High-performance capacitors, which have high energy storage density as well as high discharge efficiency, are desired. In this study, we have designed and prepared novel and high quality (1 − x)(0.65Bi_0.5Na_0.5TiO₃–0.35Bi_0.1Sr_0.85TiO₃)–x(K_0.5Na_0.5NbO₃) [(1 − x)(BNT–BST)–xKNN, x = 0, 0.04, 0.06, 0.08, and 0.10] ceramics that demonstrated a remarkable energy storage capability, high efficiency, and ultrafast discharge speed. Particularly, the 0.94(BNT–BST)–0.06KNN ceramic possessed an excellent stored energy storage density (W_s = ∼3.13 J cm⁻³) and recoverable energy storage density (W_r = ∼2.65 J cm⁻³), and maintained a relatively high efficiency (η = ∼84.6%) at a relatively low electric field of 180 MV m⁻¹, which is superior to those of the lead-free BNT-based energy-storage materials.
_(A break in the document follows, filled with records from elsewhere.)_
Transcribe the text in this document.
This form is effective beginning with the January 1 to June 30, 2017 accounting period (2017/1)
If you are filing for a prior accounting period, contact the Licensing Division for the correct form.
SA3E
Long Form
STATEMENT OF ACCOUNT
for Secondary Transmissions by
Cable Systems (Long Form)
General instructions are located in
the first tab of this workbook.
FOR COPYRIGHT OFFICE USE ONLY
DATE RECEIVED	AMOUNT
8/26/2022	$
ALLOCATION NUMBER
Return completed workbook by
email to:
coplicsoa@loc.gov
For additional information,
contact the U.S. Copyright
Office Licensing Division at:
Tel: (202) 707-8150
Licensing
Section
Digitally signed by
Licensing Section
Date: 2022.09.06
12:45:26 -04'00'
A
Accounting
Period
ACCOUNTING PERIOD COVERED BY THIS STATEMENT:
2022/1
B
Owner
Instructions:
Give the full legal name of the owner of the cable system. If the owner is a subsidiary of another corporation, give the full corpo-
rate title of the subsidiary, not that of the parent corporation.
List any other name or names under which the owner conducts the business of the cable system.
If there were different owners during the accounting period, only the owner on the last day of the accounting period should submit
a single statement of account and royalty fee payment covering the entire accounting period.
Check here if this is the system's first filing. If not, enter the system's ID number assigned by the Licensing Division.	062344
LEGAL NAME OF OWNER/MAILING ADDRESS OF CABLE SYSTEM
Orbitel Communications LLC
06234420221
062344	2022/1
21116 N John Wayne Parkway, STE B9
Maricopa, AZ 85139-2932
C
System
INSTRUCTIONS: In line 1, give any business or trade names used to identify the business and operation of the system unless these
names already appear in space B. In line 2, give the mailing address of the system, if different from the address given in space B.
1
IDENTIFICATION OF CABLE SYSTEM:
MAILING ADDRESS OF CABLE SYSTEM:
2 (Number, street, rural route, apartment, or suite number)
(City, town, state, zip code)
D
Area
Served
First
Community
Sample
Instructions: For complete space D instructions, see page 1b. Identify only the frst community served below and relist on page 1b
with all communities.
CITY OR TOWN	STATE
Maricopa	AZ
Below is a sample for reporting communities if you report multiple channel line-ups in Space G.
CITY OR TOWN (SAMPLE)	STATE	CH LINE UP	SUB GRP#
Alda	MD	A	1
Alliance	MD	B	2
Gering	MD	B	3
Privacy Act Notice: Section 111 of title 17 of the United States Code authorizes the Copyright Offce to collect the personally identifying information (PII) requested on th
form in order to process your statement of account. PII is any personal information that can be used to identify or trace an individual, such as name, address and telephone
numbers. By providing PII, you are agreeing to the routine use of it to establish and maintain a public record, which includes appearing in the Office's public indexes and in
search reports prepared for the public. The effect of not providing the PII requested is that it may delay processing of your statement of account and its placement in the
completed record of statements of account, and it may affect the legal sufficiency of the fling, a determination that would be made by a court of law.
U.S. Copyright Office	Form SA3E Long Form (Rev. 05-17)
Moreover, excellent temperature (20–120 °C) and frequency (1–100 Hz) stabilities of the 0.94(BNT–BST)–0.06KNN ceramic were also achieved. More importantly, the 0.94(BNT–BST)–0.06KNN ceramic exhibited an ultrafast discharge rate (τ_0.9 = ∼1.01 μs), a high level of discharge energy density (W_d −1.21 J cm⁻³), and excellent reliability in energy storage performance by consecutive cycling. Moreover, this study also provides an effective approach to attain large energy-storage capability along with high efficiency in BNT-based ceramics for application in pulsed power capacitors.